Aufräumen, lesen, etwas schreiben, spazieren gehen. Später kochen. Ein halber Käsekuchen steht auf dem kühlen Fensterbrett, innen. Frohes Neues. Obwohl es sich bloß um ein recht willkürliches Datum handelt, anders als Sonnwend zum Beispiel, fühlt sich Neujahr doch jedes Mal besonders an. Als gäbe es eine Barriere zu überklettern oder tatsächlich etwas hinter sich zu lassen. Ich möchte nicht mehr so viel Sorge um Mama haben, vielleicht mache ich mit R. das Ritual zum Bindungen trennen. Diese Art klebriger Verbindung, die nur Familienmitglieder untereinander haben. Mit der Busenfreundin beschlossen, nicht mehr über die Familie zu reden, je mehr Worte, umso tiefer bleibt man drin stecken. Nicht ignorieren, sondern einfach vorbeiziehen lassen, wie in einer zünftigen Meditation.
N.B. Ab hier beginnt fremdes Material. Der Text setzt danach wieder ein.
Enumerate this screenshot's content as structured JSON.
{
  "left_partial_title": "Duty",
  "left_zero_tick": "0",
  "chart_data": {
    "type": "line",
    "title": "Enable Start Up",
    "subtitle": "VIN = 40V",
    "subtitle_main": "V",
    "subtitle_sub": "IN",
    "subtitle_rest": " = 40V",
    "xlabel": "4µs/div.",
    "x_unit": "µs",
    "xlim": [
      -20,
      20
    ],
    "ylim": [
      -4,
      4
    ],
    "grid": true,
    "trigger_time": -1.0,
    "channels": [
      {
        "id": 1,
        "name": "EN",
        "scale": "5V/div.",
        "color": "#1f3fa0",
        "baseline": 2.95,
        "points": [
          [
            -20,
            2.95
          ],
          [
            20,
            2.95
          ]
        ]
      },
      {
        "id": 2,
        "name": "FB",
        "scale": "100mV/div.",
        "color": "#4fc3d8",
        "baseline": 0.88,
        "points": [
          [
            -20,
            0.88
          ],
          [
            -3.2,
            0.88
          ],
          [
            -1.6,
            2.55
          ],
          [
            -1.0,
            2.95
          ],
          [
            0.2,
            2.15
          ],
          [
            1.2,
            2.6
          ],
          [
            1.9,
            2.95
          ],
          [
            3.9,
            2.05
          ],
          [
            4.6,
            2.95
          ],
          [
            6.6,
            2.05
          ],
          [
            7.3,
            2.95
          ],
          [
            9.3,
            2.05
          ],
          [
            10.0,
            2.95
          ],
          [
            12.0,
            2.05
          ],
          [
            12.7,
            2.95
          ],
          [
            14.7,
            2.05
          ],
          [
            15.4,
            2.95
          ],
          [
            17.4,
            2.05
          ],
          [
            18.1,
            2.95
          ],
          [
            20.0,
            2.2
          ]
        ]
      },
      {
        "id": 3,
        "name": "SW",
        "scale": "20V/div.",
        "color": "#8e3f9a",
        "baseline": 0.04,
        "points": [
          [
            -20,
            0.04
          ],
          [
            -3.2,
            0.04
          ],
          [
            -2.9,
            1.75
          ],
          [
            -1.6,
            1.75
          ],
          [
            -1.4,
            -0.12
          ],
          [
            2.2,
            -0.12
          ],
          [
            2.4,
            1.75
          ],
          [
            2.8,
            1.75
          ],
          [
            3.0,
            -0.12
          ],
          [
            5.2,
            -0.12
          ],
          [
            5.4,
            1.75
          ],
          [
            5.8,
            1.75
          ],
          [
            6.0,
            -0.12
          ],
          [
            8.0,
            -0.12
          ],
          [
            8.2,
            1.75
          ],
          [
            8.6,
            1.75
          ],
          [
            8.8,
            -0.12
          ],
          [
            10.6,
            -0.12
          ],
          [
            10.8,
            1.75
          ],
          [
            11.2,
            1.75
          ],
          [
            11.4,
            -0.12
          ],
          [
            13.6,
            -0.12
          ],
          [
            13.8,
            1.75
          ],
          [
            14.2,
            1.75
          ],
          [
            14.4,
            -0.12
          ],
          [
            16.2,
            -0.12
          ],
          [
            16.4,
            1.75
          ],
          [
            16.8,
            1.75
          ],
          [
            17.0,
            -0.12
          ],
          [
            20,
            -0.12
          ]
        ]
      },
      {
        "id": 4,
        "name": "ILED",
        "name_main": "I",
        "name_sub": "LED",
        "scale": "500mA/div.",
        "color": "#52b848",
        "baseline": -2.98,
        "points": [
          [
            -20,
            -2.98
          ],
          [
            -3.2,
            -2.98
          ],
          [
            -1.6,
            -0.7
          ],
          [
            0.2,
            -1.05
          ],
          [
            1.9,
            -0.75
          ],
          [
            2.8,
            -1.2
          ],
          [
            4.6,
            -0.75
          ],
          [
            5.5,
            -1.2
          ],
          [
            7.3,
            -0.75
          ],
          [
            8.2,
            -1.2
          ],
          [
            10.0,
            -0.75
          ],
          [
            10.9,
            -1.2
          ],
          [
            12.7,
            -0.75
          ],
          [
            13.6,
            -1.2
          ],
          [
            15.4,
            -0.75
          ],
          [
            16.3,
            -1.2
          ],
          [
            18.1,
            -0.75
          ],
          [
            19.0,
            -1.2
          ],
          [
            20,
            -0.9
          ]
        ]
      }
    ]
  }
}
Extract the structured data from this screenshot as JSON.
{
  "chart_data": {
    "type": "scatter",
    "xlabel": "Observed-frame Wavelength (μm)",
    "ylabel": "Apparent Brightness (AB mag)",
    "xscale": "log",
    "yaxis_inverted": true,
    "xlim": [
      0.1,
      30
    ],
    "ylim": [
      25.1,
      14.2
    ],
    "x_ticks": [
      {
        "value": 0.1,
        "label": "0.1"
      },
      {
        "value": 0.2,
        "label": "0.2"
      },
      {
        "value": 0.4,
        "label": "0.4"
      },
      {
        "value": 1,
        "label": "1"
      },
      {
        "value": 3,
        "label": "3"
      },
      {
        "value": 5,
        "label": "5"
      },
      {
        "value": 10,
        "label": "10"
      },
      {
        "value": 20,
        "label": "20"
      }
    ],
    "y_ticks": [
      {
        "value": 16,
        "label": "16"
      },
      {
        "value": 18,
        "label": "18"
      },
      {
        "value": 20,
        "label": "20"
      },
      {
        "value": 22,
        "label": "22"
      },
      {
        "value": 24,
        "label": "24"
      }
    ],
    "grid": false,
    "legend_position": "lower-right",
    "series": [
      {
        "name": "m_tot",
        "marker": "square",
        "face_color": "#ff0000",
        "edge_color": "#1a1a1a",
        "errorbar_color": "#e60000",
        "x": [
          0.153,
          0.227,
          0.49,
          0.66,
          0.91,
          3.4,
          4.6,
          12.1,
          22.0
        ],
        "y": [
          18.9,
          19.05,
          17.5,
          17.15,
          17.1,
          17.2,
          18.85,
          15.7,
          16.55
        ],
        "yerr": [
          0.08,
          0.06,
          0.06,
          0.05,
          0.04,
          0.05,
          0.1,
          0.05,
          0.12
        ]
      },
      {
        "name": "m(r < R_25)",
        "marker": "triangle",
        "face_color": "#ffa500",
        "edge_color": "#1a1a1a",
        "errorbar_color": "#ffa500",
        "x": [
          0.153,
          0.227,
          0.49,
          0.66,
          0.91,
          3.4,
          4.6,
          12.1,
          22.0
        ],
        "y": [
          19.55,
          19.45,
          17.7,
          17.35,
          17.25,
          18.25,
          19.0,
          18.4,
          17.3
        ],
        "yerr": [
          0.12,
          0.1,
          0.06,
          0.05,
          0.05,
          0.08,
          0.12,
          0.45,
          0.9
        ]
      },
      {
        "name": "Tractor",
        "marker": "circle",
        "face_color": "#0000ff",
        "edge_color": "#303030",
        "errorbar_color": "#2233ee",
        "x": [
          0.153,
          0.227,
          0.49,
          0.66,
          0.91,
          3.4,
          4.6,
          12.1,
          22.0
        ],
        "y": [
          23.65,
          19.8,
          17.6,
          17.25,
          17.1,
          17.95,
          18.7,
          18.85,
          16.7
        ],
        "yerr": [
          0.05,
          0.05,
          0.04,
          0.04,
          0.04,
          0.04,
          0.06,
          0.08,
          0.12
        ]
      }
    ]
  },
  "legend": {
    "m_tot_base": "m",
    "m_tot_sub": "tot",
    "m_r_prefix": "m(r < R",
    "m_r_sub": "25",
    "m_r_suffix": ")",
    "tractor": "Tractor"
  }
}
Die Bestefreundin ist mittlerweile wieder von ihrem neuen Mann ("da ist ein neuer Mann in meinem Leben") getrennt. Er war entweder müde oder hat über die Sorge um seine Kinder gesprochen. Nach zweidrei Monaten schon keinen Sex mehr, sondern frühe Sofaschläfchen um acht. Wir reden über den Zwang zum Sex, das heißt, ich will darüber reden, aber sie versteht mich nicht, für sie ist es ein Recht auf Sex. Meine Güte. Ich verspüre seit gestern einen leichten Groll, nicht auf sie, sondern auf das Thema. Sich das Gewünschte einfach nehmen, im besten Fall natürlich teilen, weiß ich ja. Als Ziel gemeinsame Orgasmen. Wie absurd. Und dann noch einen und nochmal. Als gäbe es nur Nähe durch die unteren Chakren. Naja, sagt sie, eben auch unten und nicht nur im Herz. Sie müsste es eigentlich besser wissen.

Trotzdem ist der Jahreswechsel mit ihr und dem Bildhauer äußerst angenehm. Wir liegen vorm Kamin und quatschen oder kochen mehrere Gänge. Den Hügel, auf dem angeblich ordentlich geballert wird, erreichen wir 15 Minuten zu spät, nach einer nicht besonders gut vorbereiteten Nachtwanderung durch Wald und Heide. Beide Freunde haben anschließend wehe Füße und mir war ein wenig schlecht von der Aufregung, nachts durch unbekanntes Gelände zu laufen. Dreiviertelmond. Oben weht ein eisiger Wind und in der Ferne leuchten Raketen wie kleine Cocktail-Schirmchen über der Heide. Ganz plötzlich sind wir fast allein, und hätten wir nicht eine vergessene Taschenlampe mitgenommen, wir wären vielleicht verschollen.